The Incredible Edible thing that makes you stop and think "I'm consuming a once living creature" far more than a tasty veal steak.

At least for me, anyway.

Or, the thing you associate with hunts. Hunts for little people. Embryonic animals hunted by embryonic humans. The image is compelling.

Every day on Provincial Cires is an egg hunt. The winners are the family members, and we win the privilege of eating them. For me, it is an especially sweetened victory over the two cocks I hate more than any other creature on the homestead. Take that you crowing bastard. I eat your young.

Maria and I discovered my passion for soft boiled eggs last month, and we've been soft boiling a dozen a week ever since.

We eat them in the most heart-healthy way: covered in salt.

We eat them with spoons. We eat them with our fingers. We peel them clean, or with hunks of white catching on the shell. I have become mildly obsessed with recapturing that one gleaming moment when I peeled off the whole of the white and held the yolk in my palm. The yolk that was entirely liquid and only being held together by a membrane.

Magic.

Laurentiu likes to tell us the best way to eat them is raw. Snap a nail through one side and out the other (air hole for flow) and suck away. I point out that this is how the dog eats eggs (if a chicken happens to plop one out within his reach). Laurentiu says: but he also eats the shell. Maria points out that many people in the village eat the shell. Lots of calcium. Might even gather shells to bake and the roll into a flour and mix it with juice. Very healthy. Good for the blood.

Good for the bones you mean, I say.

No, for the blood.

But -- calcium -- bones...

No, blood.

Ok.

Anyway, you can tell which eggs are going to be the softest boiled because they are darker in color. The darker they are, the thicker the shell. Also, if they don't peel clean it is because they are too fresh. Maria has tried working out a system of taking the eggs from the bottom of our collection bucket, but, it is a bucket, and made of metal, and the layers are pretty thick...
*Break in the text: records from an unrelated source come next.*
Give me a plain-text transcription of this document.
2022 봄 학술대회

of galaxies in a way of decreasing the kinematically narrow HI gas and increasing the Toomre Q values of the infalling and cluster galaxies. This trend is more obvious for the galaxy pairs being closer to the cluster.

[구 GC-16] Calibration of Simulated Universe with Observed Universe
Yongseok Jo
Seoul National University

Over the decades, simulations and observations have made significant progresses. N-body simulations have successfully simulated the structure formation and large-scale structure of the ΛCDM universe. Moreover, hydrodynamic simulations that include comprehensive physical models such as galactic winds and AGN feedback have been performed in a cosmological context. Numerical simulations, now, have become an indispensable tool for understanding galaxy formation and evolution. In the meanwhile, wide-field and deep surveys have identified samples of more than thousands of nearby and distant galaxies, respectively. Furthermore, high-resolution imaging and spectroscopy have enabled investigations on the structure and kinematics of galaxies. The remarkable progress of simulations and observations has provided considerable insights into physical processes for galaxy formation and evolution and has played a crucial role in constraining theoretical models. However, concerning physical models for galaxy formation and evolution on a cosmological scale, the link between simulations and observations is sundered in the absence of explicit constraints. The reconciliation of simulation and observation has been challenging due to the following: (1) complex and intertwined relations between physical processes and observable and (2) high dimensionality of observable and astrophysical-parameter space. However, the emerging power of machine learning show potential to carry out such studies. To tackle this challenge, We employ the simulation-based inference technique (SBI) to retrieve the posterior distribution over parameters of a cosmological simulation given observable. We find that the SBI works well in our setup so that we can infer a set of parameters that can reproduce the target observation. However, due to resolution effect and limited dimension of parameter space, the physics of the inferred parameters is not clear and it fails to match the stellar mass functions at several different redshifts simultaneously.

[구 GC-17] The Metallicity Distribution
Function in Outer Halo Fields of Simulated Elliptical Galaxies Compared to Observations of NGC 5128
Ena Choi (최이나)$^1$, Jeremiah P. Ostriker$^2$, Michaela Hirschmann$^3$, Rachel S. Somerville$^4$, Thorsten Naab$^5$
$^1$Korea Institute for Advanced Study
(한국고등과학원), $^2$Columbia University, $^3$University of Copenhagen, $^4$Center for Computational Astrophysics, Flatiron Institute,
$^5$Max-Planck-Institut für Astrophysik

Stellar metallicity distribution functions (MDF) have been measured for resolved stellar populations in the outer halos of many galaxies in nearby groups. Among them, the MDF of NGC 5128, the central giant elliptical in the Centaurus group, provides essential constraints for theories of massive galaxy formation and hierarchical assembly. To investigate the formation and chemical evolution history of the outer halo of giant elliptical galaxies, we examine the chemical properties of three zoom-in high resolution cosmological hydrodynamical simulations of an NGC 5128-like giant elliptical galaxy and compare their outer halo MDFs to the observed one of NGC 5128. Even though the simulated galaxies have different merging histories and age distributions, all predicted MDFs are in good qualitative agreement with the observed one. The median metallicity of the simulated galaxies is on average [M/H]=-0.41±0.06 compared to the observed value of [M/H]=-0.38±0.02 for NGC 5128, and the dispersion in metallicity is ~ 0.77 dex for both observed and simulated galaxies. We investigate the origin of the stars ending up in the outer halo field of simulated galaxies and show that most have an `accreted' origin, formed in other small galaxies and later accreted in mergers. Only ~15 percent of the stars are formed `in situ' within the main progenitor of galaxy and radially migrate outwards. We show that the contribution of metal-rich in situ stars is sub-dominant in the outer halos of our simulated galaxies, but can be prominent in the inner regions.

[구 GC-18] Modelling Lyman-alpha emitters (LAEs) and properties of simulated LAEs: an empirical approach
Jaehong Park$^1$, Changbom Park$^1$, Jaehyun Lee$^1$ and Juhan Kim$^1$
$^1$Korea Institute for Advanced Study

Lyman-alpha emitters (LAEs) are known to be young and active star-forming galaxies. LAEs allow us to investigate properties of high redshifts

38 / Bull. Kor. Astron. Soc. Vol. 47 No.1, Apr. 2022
I suggest a shallower, maybe softer container. One of those reed baskets we use in the summer, maybe.

It doesn't matter, Maria says, if they crack I will go find more. The hens always leave more.

Indeed they do. They are everywhere. In wood piles, the bread oven, on the roof of my veceu, in dirt holes everywhere. In the winter though, the popular plopping site is in the cow shed.

Man, they are tasty. I hoard them after dinner so I can take them to school as a snack.

I'm going to have a heart attack at 35.